Я еще вчера съездил туда, оформился в гостинице и сейчас числился постояльцем. После полуночи ей предстояло позвонить мне в номер и сообщить текущий курс доллара, выясненный по интернету: я наврал, что город не входит в зону роуминга и мой мобильник там не работает. Этот звонок и разговор через гостиничный коммутатор свидетельствовал, что я нахожусь за сто с лишним километров от места преступления. Конечно, вся история для Наташи писалась вилами на воде; она была умной девушкой и вряд ли ее убедили мои туманные намеки, но она сделала вид, что поверила. А я притворился, что верю, что она верит… Так было легче. Я еще не знал, расскажу ли ей о содеянном. Скорее всего, стоило потом рассказать. Она почти ничего не знала о моем прошлом, но должна была понять, ведь она осталась моим последним и единственным настоящим другом… Впрочем, меня это особо не волновало. Меня уже вообще мало что волновало всерьез.

И алиби я составлял скорее для самоуспокоения. Потому что оно было таким же приблизительным, как уловки с двумя перчатками или разбросанные окурки. При тщательной проверке, конечно, хронометраж показал бы, что я в самом деле мог убить Хаканова, а потом вернуться в тот город. А может быть — и не мог бы. Потому что времени для поездки туда-обратно по шоссе оставалось в обрез.

Но я не собирался ехать по шоссе. Я уже нашел путь до Медногорска через деревни. Почти в три раза короче, чем отрезок нормальной трассы. Эта дорога к концу зимы становилась практически непроезжей. Однако я был на джипе и все-таки ее одолел, хотя один из участков, проходящий по полю, пришлось форсировать почти как Днепр в сорок третьем году. Конечно, выяснить, на какой машине я езжу, не представляло труда. Но официально джип за мной не числился. Так что все-таки мне могло повезти. Тем более, я разведал даже очень рискованную, но реальную снеговую трассу в объезд КПМ и мог покинуть наш город, как призрак. Если не какая-нибудь случайность типа проверки прямо на мосту через реку, или завязшего на этой снежной дороге такого же хитрого грузовика, или еще чего-нибудь…
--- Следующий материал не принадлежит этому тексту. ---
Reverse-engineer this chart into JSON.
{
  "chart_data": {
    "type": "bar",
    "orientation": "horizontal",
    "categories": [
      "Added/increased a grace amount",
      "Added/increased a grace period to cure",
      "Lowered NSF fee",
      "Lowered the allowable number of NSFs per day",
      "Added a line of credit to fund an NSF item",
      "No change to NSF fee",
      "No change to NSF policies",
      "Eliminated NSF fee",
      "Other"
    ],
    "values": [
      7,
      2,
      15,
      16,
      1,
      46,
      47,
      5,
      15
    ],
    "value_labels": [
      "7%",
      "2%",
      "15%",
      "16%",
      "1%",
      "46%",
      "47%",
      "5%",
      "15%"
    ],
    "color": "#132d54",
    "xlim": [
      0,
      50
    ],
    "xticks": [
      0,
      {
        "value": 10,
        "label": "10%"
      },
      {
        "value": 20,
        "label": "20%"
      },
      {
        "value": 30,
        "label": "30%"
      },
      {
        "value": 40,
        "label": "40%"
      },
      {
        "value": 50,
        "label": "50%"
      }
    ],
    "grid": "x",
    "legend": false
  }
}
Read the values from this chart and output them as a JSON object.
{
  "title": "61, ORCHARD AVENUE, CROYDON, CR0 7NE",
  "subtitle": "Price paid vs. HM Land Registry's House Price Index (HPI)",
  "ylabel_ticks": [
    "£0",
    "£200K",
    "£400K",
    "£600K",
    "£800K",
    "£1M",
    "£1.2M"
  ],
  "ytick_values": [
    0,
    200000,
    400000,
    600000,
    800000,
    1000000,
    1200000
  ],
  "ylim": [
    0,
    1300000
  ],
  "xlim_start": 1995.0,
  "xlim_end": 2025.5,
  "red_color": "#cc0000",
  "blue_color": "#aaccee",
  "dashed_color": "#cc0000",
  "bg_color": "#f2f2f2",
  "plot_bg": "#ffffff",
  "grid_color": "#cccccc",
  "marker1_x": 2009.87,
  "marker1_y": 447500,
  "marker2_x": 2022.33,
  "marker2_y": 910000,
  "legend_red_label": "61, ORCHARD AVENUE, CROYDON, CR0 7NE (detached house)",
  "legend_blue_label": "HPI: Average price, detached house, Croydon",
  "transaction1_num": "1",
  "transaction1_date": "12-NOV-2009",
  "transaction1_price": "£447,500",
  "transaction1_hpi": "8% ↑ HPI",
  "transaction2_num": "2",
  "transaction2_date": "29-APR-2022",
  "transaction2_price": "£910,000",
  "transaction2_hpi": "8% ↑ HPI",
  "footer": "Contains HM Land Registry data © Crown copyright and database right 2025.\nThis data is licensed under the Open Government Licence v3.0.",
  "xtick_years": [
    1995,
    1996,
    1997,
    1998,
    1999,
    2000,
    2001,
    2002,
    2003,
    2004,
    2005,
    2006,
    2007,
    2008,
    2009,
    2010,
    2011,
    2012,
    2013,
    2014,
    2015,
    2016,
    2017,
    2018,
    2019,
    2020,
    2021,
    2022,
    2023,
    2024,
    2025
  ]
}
Но что-нибудь плохое могло случиться и так практически в любой момент. Пока мне везло — значит, должно было везти и дальше.

Однако ехать предстояло очень быстро. Неимоверно быстро, даже объездными путями. Тем более, что осталось сделать еще кое-что.

Я сел в машину. Стекла оттаяли, в салоне стало тепло. Я направил воздух на ноги, как давно уже мечтал. И быстро, но не спеша — чтобы не нарваться в неподходящий момент на дэпээсный патруль — двинулся по темным улицам к выезду из города.

Я, Виктор Барыкин — убийца, у которого окоченели ноги, пока он поджидал свою жертву на мартовском снегу…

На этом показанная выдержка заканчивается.